The UNIQUE()
function in Excel offers a quick and versatile method to eliminate duplicates from a range or table, though it occasionally produces unexpected results. Consider the following example: I have a simple dataset containing people’s names, their locations, and their scores. I aim to identify any potential duplicates within this dataset, making UNIQUE()
an apt choice.
The peculiar results found in cells F6
and G4
, where expected blank values are instead returned as zeros, can lead to confusion. For instance, Bob from Chicago did not necessarily score a zero; his result might simply be unknown. This ambiguity complicates the interpretation of the data, especially when determining if certain rows, such as the one where Bob actually scores a 9, are duplicates. Similarly, Clara’s location being listed as 0 further muddies the clarity of the dataset, making it challenging to discern potential duplicate entries.
This issue arises from Excel’s treatment of blank cells within array functions and calculations. In Excel, empty cells are often automatically interpreted as zeros during numerical operations, including those involving dynamic array functions. This default behavior aims to maintain consistency in calculations that include blank cells.
To address this inconvenient and potentially misleading feature of Excel’s backend operations, let’s explore a few strategies to mitigate its impact. You can follow these suggestions using the provided workbook as a guide:
Option A: Use FILTER()
to remove blank values
One approach here is to first eliminate any missing values prior to employing the UNIQUE()
function, which can be achieved through the use of another dynamic array function, FILTER()
.
By specifying multiple criteria within FILTER()
, it’s possible to exclude any rows that contain missing values in the specified columns. Subsequently, the unique values from this filtered dataset are returned. This method ensures that the data processed by UNIQUE()
is clean and devoid of any missing entries, resulting in more accurate and reliable outcomes.
I’m not particularly fond of this approach because I still wish to account for rows with blank values. It’s not my intention to simply write these off as duplicates or incomplete data. Instead, I aim to delve into them further and fully grasp the array combinations in the data.
Option B: Change the appearance of zero values in the workbook
To adjust the appearance of zeros in Excel, an alternative approach involves modifying their display settings. Begin by navigating to the File tab on the ribbon, then proceed to Options and select Advanced.

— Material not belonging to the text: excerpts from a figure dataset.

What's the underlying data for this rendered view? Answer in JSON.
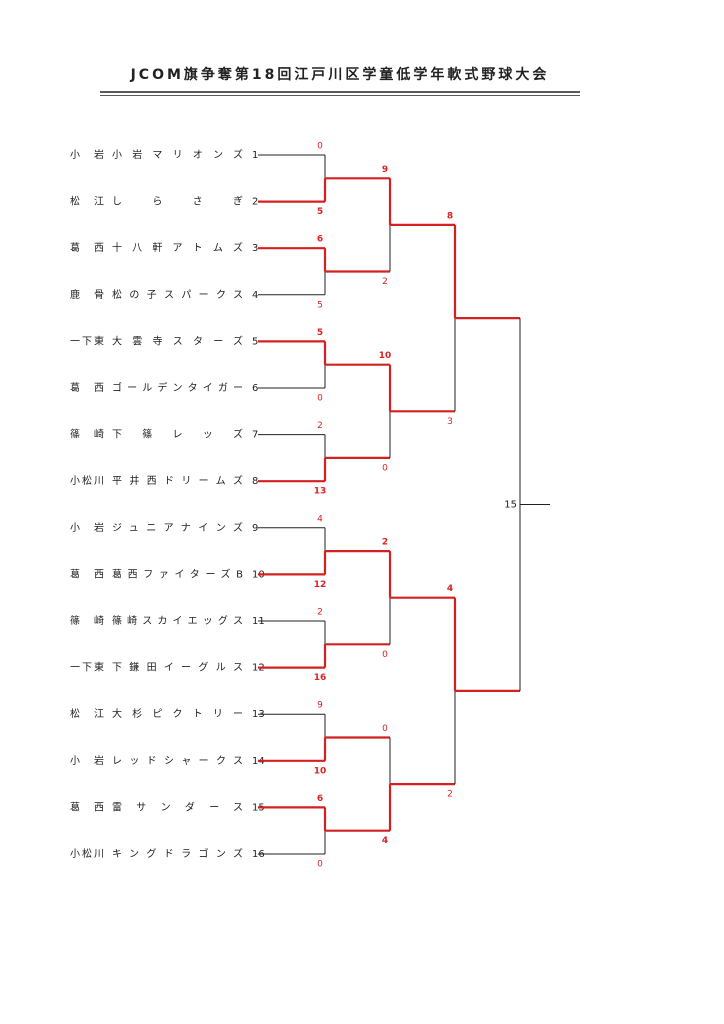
{
  "title": "JCOM旗争奪第18回江戸川区学童低学年軟式野球大会",
  "teams": [
    {
      "area": "小岩",
      "name": "小岩マリオンズ",
      "seed": 1
    },
    {
      "area": "松江",
      "name": "しらさぎ",
      "seed": 2
    },
    {
      "area": "葛西",
      "name": "十八軒アトムズ",
      "seed": 3
    },
    {
      "area": "鹿骨",
      "name": "松の子スパークス",
      "seed": 4
    },
    {
      "area": "一下東",
      "name": "大雲寺スターズ",
      "seed": 5
    },
    {
      "area": "葛西",
      "name": "ゴールデンタイガー",
      "seed": 6
    },
    {
      "area": "篠崎",
      "name": "下篠レッズ",
      "seed": 7
    },
    {
      "area": "小松川",
      "name": "平井西ドリームズ",
      "seed": 8
    },
    {
      "area": "小岩",
      "name": "ジュニアナインズ",
      "seed": 9
    },
    {
      "area": "葛西",
      "name": "葛西ファイターズB",
      "seed": 10
    },
    {
      "area": "篠崎",
      "name": "篠崎スカイエッグス",
      "seed": 11
    },
    {
      "area": "一下東",
      "name": "下鎌田イーグルス",
      "seed": 12
    },
    {
      "area": "松江",
      "name": "大杉ピクトリー",
      "seed": 13
    },
    {
      "area": "小岩",
      "name": "レッドシャークス",
      "seed": 14
    },
    {
      "area": "葛西",
      "name": "雷サンダース",
      "seed": 15
    },
    {
      "area": "小松川",
      "name": "キングドラゴンズ",
      "seed": 16
    }
  ],
  "rounds": [
    {
      "matches": [
        {
          "scores": [
            0,
            5
          ]
        },
        {
          "scores": [
            6,
            5
          ]
        },
        {
          "scores": [
            5,
            0
          ]
        },
        {
          "scores": [
            2,
            13
          ]
        },
        {
          "scores": [
            4,
            12
          ]
        },
        {
          "scores": [
            2,
            16
          ]
        },
        {
          "scores": [
            9,
            10
          ]
        },
        {
          "scores": [
            6,
            0
          ]
        }
      ]
    },
    {
      "matches": [
        {
          "scores": [
            9,
            2
          ]
        },
        {
          "scores": [
            10,
            0
          ]
        },
        {
          "scores": [
            2,
            0
          ]
        },
        {
          "scores": [
            0,
            4
          ]
        }
      ]
    },
    {
      "matches": [
        {
          "scores": [
            8,
            3
          ]
        },
        {
          "scores": [
            4,
            2
          ]
        }
      ]
    }
  ],
  "final": {
    "match_no": 15
  }
}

Scroll down to the section labeled “Display options for this worksheet.” Here, you will find a setting titled “Show a zero in cells that have zero value.” Disable this option to change how zeros are displayed in your worksheet. This method offers a straightforward way to customize the visual representation of zeros, enhancing the readability or aesthetic of your Excel document.
This approach will ensure we obtain all the distinct rows, but with a clearer presentation: instead of displaying confusing zeros, those cells will be left blank.

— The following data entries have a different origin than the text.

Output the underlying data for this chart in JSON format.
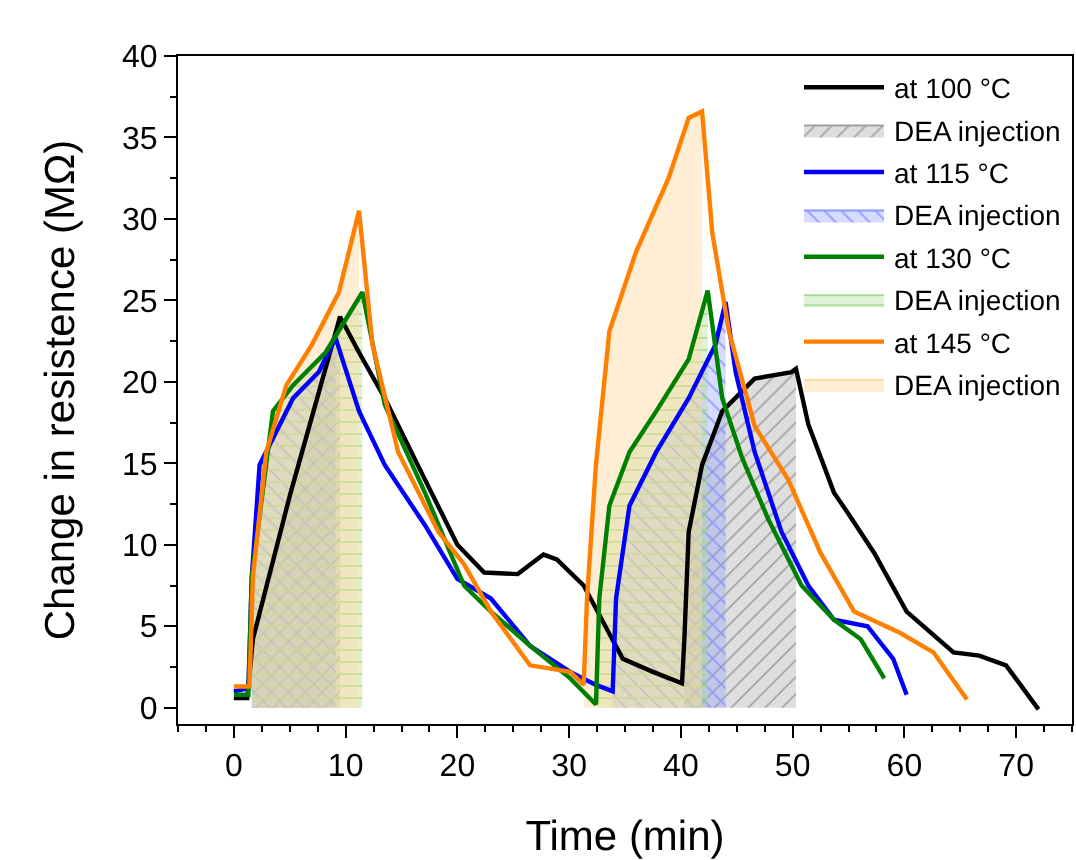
{
  "chart_data": {
    "type": "line",
    "xlabel": "Time (min)",
    "ylabel": "Change in resistence (MΩ)",
    "xlim": [
      -5,
      75
    ],
    "xticks": [
      0,
      10,
      20,
      30,
      40,
      50,
      60,
      70
    ],
    "ylim": [
      -1,
      40
    ],
    "yticks": [
      0,
      5,
      10,
      15,
      20,
      25,
      30,
      35,
      40
    ],
    "grid": false,
    "legend": "top right",
    "marker": "none",
    "line_style": "solid",
    "series": [
      {
        "name": "at 100 °C",
        "color": "#000000",
        "x": [
          0,
          1.2,
          1.7,
          5,
          9.5,
          11.2,
          13.5,
          17.1,
          20,
          22.4,
          25.4,
          27.7,
          28.9,
          31.3,
          34.8,
          37.5,
          40.1,
          40.3,
          40.7,
          41.9,
          43.7,
          46.6,
          49.9,
          50.3,
          51.4,
          53.7,
          54.9,
          57.3,
          60.2,
          64.4,
          66.7,
          69.1,
          72
        ],
        "values": [
          0.6,
          0.6,
          4.2,
          13,
          24,
          21.8,
          19,
          14,
          10,
          8.3,
          8.2,
          9.4,
          9.1,
          7.5,
          3,
          2.2,
          1.5,
          4,
          10.8,
          14.9,
          18.2,
          20.2,
          20.6,
          20.8,
          17.4,
          13.2,
          12,
          9.5,
          5.9,
          3.4,
          3.2,
          2.6,
          -0.1
        ]
      },
      {
        "name": "DEA injection",
        "type": "area",
        "color": "#a0a0a0",
        "x": [
          1.7,
          5,
          9.5
        ],
        "values": [
          4.2,
          13,
          24
        ]
      },
      {
        "type": "area",
        "color": "#a0a0a0",
        "x": [
          40.3,
          40.7,
          41.9,
          43.7,
          46.6,
          49.9,
          50.3
        ],
        "values": [
          4,
          10.8,
          14.9,
          18.2,
          20.2,
          20.6,
          20.8
        ]
      },
      {
        "name": "at 115 °C",
        "color": "#0000ff",
        "x": [
          0,
          1.3,
          1.6,
          2.3,
          5.3,
          7.6,
          9.1,
          11.2,
          13.5,
          17.1,
          20,
          23,
          26.5,
          30.1,
          32.4,
          33.9,
          34.2,
          35.4,
          37.8,
          40.7,
          43.1,
          44,
          44.9,
          46.6,
          49,
          51.4,
          53.7,
          56.7,
          59,
          60.2
        ],
        "values": [
          1,
          1.2,
          8,
          14.9,
          19,
          20.6,
          22.7,
          18.2,
          14.9,
          11.2,
          7.9,
          6.7,
          3.8,
          2.2,
          1.4,
          1,
          6.7,
          12.4,
          15.7,
          19,
          22.3,
          24.9,
          20.6,
          15.7,
          10.8,
          7.5,
          5.4,
          5,
          3,
          0.8
        ]
      },
      {
        "name": "DEA injection",
        "type": "area",
        "color": "#8c96ff",
        "x": [
          1.6,
          2.3,
          5.3,
          7.6,
          9.1
        ],
        "values": [
          8,
          14.9,
          19,
          20.6,
          22.7
        ]
      },
      {
        "type": "area",
        "color": "#8c96ff",
        "x": [
          33.9,
          34.2,
          35.4,
          37.8,
          40.7,
          43.1,
          44
        ],
        "values": [
          1,
          6.7,
          12.4,
          15.7,
          19,
          22.3,
          24.9
        ]
      },
      {
        "name": "at 130 °C",
        "color": "#008000",
        "x": [
          0,
          1.3,
          1.6,
          3.5,
          5.3,
          8.2,
          11.5,
          13.5,
          17.1,
          20.6,
          23,
          26.5,
          30.1,
          32.4,
          32.7,
          33.6,
          35.4,
          37.8,
          40.7,
          42.4,
          43.7,
          45.5,
          47.8,
          50.8,
          53.7,
          56.1,
          58.2
        ],
        "values": [
          0.8,
          0.8,
          8,
          18.2,
          19.8,
          21.8,
          25.5,
          18.6,
          13.2,
          7.5,
          5.9,
          3.8,
          1.8,
          0.2,
          6.7,
          12.4,
          15.7,
          18.2,
          21.4,
          25.6,
          19,
          15.3,
          11.6,
          7.5,
          5.4,
          4.2,
          1.8
        ]
      },
      {
        "name": "DEA injection",
        "type": "area",
        "color": "#a6d98f",
        "x": [
          1.6,
          3.5,
          5.3,
          8.2,
          11.5
        ],
        "values": [
          8,
          18.2,
          19.8,
          21.8,
          25.5
        ]
      },
      {
        "type": "area",
        "color": "#a6d98f",
        "x": [
          32.6,
          32.7,
          33.6,
          35.4,
          37.8,
          40.7,
          42.4
        ],
        "values": [
          0.2,
          6.7,
          12.4,
          15.7,
          18.2,
          21.4,
          25.6
        ]
      },
      {
        "name": "at 145 °C",
        "color": "#ff7f00",
        "x": [
          0,
          1.4,
          1.7,
          2.9,
          4.7,
          7,
          9.4,
          11.2,
          12.4,
          14.7,
          18.3,
          20.6,
          23,
          26.5,
          30.1,
          31.3,
          31.6,
          32.4,
          33.6,
          36,
          38.9,
          40.7,
          41.9,
          42.8,
          44.3,
          46.6,
          49.6,
          52.5,
          55.5,
          59.6,
          62.6,
          65.6
        ],
        "values": [
          1.3,
          1.3,
          8,
          15.7,
          19.8,
          22.3,
          25.5,
          30.5,
          22.3,
          15.7,
          10.8,
          8.8,
          5.9,
          2.6,
          2.2,
          1.4,
          6.7,
          14.9,
          23.1,
          28,
          32.5,
          36.2,
          36.6,
          29.2,
          23.1,
          17.3,
          14,
          9.5,
          5.9,
          4.6,
          3.4,
          0.5
        ]
      },
      {
        "name": "DEA injection",
        "type": "area",
        "color": "#ffd9a0",
        "x": [
          1.7,
          2.9,
          4.7,
          7,
          9.4,
          11.2
        ],
        "values": [
          8,
          15.7,
          19.8,
          22.3,
          25.5,
          30.5
        ]
      },
      {
        "type": "area",
        "color": "#ffd9a0",
        "x": [
          31.3,
          31.6,
          32.4,
          33.6,
          36,
          38.9,
          40.7,
          41.9
        ],
        "values": [
          1.4,
          6.7,
          14.9,
          23.1,
          28,
          32.5,
          36.2,
          36.6
        ]
      }
    ]
  }
}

This approach ensures that no rows are arbitrarily removed due to potential data integrity issues, preserving the data in a more authentic format without resorting to converting missing values to zeros in Excel.

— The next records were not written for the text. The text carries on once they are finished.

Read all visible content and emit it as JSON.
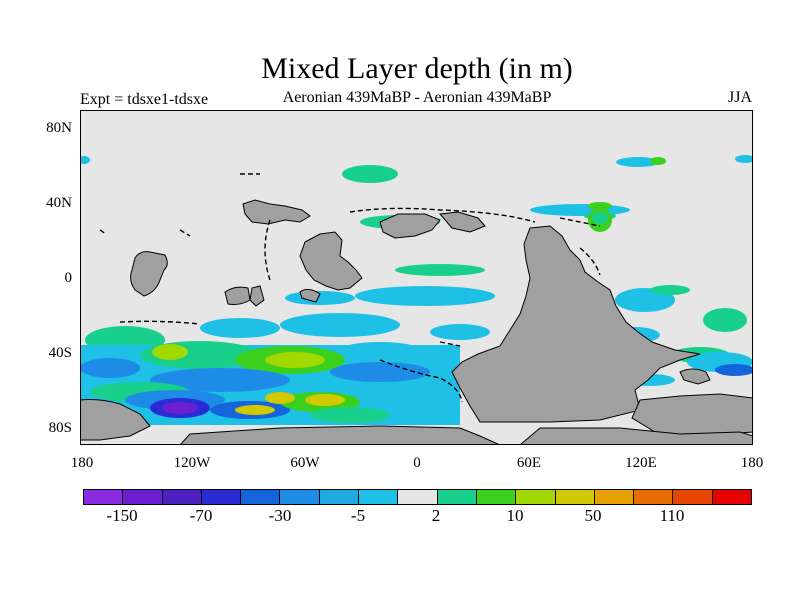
{
  "figure": {
    "title": "Mixed Layer depth (in m)",
    "left_label": "Expt = tdsxe1-tdsxe",
    "center_label": "Aeronian 439MaBP - Aeronian 439MaBP",
    "right_label": "JJA"
  },
  "axes": {
    "lat_ticks": [
      "80N",
      "40N",
      "0",
      "40S",
      "80S"
    ],
    "lon_ticks": [
      "180",
      "120W",
      "60W",
      "0",
      "60E",
      "120E",
      "180"
    ]
  },
  "colorbar": {
    "colors": [
      "#8a2be2",
      "#6a1fd0",
      "#4a20c0",
      "#2b2bd6",
      "#1464dc",
      "#1e8ce6",
      "#1eaae0",
      "#1ec0e6",
      "#e6e6e6",
      "#18d08c",
      "#3cd01e",
      "#a0d800",
      "#d2c800",
      "#e6a000",
      "#e66e00",
      "#e64600",
      "#e60000"
    ],
    "labels": [
      "-150",
      "-70",
      "-30",
      "-5",
      "2",
      "10",
      "50",
      "110"
    ]
  },
  "colors": {
    "ocean": "#e6e6e6",
    "land": "#a0a0a0",
    "cyan": "#1ec0e6",
    "mint": "#18d08c",
    "blue": "#1e8ce6",
    "green": "#3cd01e",
    "yellow": "#d2c800",
    "purple": "#6a1fd0"
  }
}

Which method do you prefer for handling missing values in UNIQUE()
? Share your thoughts in the comments below.
To learn more about the UNIQUE()
function and other dynamic array functions, check out my book Modern Data Analytics in Excel:
Jon Peltier
“Show a zero in cells that have zero value” is not a good option, because it turns zero values into blanks. What if Bob really had a score of zero? And if subsequent cells had formulas that included the zero/blank cells, the result may be confusing: the average of 2 and 0 is obviously 1, but not so the average of 2 and blank. Excel ignores actual blanks when doing most calculations, but not a zero that is displayed as a blank.
George Mount
Thanks Jon for pointing out those contingencies — Over on LinkedIn Rick Rothstein suggested another option that could avoid these downsides:
> If you don’t mind your numbers displaying as text, you can suppress the zeros that occur due to blanks using this formula instead of hiding all zeros…
`=UNIQUE(“”&names)`
I suppose the problem there is if you want to aggregate those numeric results.
Jon Peltier
I strenuously object to storing numbers as text. I would use something like this to ensure that what looks blank contains no numerical data:
=UNIQUE(IF(names=””,””,names))
Text in a numeric column, including “”, is ignored in most numerical functions.
George Mount
Makes sense, thanks Jon for another great contender here.